Sitzen in Graubünden bald erstmals zwei Frauen in der Regierung?
Noch nie haben sich so viele Frauen um einen Sitz in der Bündner Regierung beworben. Drei der vier Kandidatinnen versuchen zum ersten Mal, in die kantonale Exekutive einzuziehen. Trotz unterschiedlicher Herkunft und Parteizugehörigkeit haben alle eines gemeinsam: die Erfahrung in einer Gemeindeexekutive.

Die aktuelle Mitte-Regierungsrätin Carmelia Maissen war vier Jahre lang Gemeindepräsidentin von Ilanz. Ihre Parteikollegin Aita Zanetti steht derzeit an der Spitze einer Exekutive: jener von Scuol. Ebenfalls im Engadin leitet Nora Saratz Cazin, die Kandidatin der Grünliberalen, seit 2021 die Geschicke der Gemeinde Pontresina. Valérie Favre Accola, Kandidatin der SVP, ist seit Januar 2025 Vize-Gemeindepräsidentin von Davos.
Gemäss den Daten des kantonalen Amtes für Gemeinden werden 16 von 100 Gemeinden von Frauen präsidiert. In den Gemeinderäten beträgt der Frauenanteil 23,2 Prozent. Bei beiden Werten ist eine steigende Tendenz erkennbar. Eine Entwicklung, welche die Co-Leiterin des Projekts «Promo Femina» der Fachhochschule Graubünden, Ruth Nieffer, freut.

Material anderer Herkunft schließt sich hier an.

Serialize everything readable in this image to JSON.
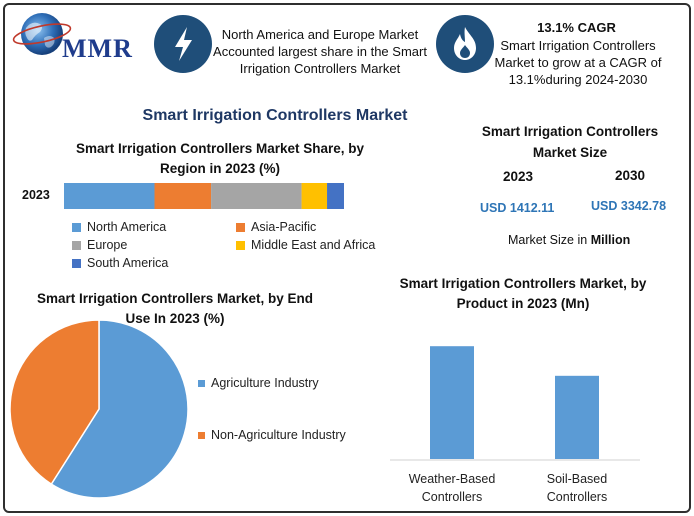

Das Projekt zielt darauf ab, Frauen den Zugang zu politischen Ämtern auf kommunaler Ebene zu erleichtern. «Unser Ziel ist es, Sichtbarkeit zu schaffen: Einerseits veröffentlichen wir Daten zur Frauenvertretung in den Gemeinden, andererseits versuchen wir, Erfolgsgeschichten zu zeigen», erklärt Nieffer gegenüber Keystone-SDA.
Zurück zu den Regierungsratswahlen. Kann die Erfahrung in einem Gemeindevorstand als Sprungbrett für höhere Ämter dienen? «Schaut man auf den Werdegang der Kandidatinnen, kann man diesen Schluss ziehen. Statistische Belege dazu habe ich nicht», so die Expertin. Am Beispiel der Kandidatinnen lasse sich beobachten, dass gemeindepolitisches Engagement Entwicklungsmöglichkeiten hin zu mehr Verantwortungsübernahme biete. Mögliche Wirkung: Frauen in der Regierung könnten wiederum Frauen dazu inspirieren, sich ebenfalls zu engagieren.
Dass neben fünf Männern erstmals vier Frauen zur Wahl antreten, zeige, dass die Parteien in den letzten Jahren ihre Arbeit getan und kompetente Kandidatinnen aufgestellt hätten, so die Expertin der FHGR. Der Zufall will es, dass die Wahlen in diesem Jahr am 14. Juni stattfinden, also am Tag des nationalen Frauenstreiks. Doch unabhängig von diesem zufälligen Umstand scheinen die Chancen intakt zu sein, dass ab dem 1. Januar 2027 zum ersten Mal zwei Frauen in der Bündner Regierung sitzen.
Bisher wurden neben der amtierenden Regierungsrätin Maissen erst zwei andere Frauen in die Bündner Regierung gewählt. Am 15. März 1998 schaffte Eveline Widmer-Schlumpf als erste Frau den Sprung in die Regierung. Sie blieb bis zu ihrer Wahl als Bundesrätin im Amt. An ihre Stelle trat 2008 die damalige Präsidentin der Bündner SVP, Barbara Janom Steiner. Die Anwältin mit Engadiner Wurzeln wechselte später zur BDP (heute Mitte).